CTS has shown terrific cash profitability, enabling it to reinvest, return capital to investors, and stay ahead of the competition while maintaining an ample cushion. The company’s free cash flow margin was among the best in the business services sector, averaging 15.2% over the last five years.

Taking a step back, we can see that CTS’s margin dropped by 1.2 percentage points during that time. If its declines continue, it could signal increasing investment needs and capital intensity.

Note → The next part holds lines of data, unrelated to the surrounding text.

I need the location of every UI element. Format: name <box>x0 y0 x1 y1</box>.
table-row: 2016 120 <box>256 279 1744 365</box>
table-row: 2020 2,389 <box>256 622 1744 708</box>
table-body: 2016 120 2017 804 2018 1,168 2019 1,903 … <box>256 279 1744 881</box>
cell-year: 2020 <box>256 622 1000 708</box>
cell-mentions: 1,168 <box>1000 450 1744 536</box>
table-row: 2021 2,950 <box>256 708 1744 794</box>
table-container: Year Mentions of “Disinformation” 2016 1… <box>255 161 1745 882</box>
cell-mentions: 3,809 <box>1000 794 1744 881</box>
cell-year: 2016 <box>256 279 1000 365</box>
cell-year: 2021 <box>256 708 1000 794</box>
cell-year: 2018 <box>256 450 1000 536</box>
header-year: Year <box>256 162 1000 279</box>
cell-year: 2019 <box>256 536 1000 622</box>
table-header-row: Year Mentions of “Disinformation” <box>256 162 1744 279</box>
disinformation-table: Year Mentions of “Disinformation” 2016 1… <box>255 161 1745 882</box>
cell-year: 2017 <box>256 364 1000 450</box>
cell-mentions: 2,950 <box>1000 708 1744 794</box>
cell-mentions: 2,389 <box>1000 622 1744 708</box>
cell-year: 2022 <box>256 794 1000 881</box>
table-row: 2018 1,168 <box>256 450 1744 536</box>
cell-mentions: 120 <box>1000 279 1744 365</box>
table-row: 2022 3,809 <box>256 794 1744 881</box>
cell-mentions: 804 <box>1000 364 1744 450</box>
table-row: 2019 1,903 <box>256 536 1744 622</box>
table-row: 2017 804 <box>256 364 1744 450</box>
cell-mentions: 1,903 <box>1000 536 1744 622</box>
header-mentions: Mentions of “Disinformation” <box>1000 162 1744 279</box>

CTS Trailing 12-Month Free Cash Flow Margin

CTS’s free cash flow clocked in at $11 million in Q1, equivalent to a 8.7% margin. The company’s cash profitability regressed as it was 2.6 percentage points lower than in the same quarter last year, suggesting its historical struggles have dragged on.

9. Return on Invested Capital (ROIC)

EPS and free cash flow tell us whether a company was profitable while growing its revenue. But was it capital-efficient? A company’s ROIC explains this by showing how much operating profit it makes compared to the money it has raised (debt and equity).

CTS’s management team makes decent investment decisions and generates value for shareholders. Its five-year average ROIC was 15.3%, slightly better than typical business services business.

CTS Trailing 12-Month Return On Invested Capital

We like to invest in businesses with high returns, but the trend in a company’s ROIC is what often surprises the market and moves the stock price. Over the last few years, CTS’s ROIC has unfortunately decreased. We like what management has done in the past, but its declining returns are perhaps a symptom of fewer profitable growth opportunities.

10. Key Takeaways from CTS’s Q1 Results

We were impressed by how significantly CTS blew past analysts’ full-year EPS guidance expectations this quarter. On the other hand, its revenue, EPS, and EBITDA fell short of Wall Street’s estimates. Overall, this quarter could have been better. The stock remained flat at $39.89 immediately following the results.

11. Is Now The Time To Buy CTS?

Updated: July 10, 2025 at 11:22 PM EDT

When considering an investment in CTS, investors should account for its valuation and business qualities as well as what’s happened in the latest quarter.

We see the value of companies helping their customers, but in the case of CTS, we’re out. To begin with, its revenue growth was uninspiring over the last five years. And while its powerful free cash flow generation enables it to stay ahead of the competition through consistent reinvestment of profits, the downside is its subscale operations give it fewer distribution channels than its larger rivals. On top of that, its projected EPS for the next year is lacking.

CTS’s P/E ratio based on the next 12 months is 19.7x. This valuation tells us a lot of optimism is priced in - we think there are better stocks to buy right now.

Wall Street analysts have a consensus one-year price target of $43 on the company (compared to the current share price of $42.47).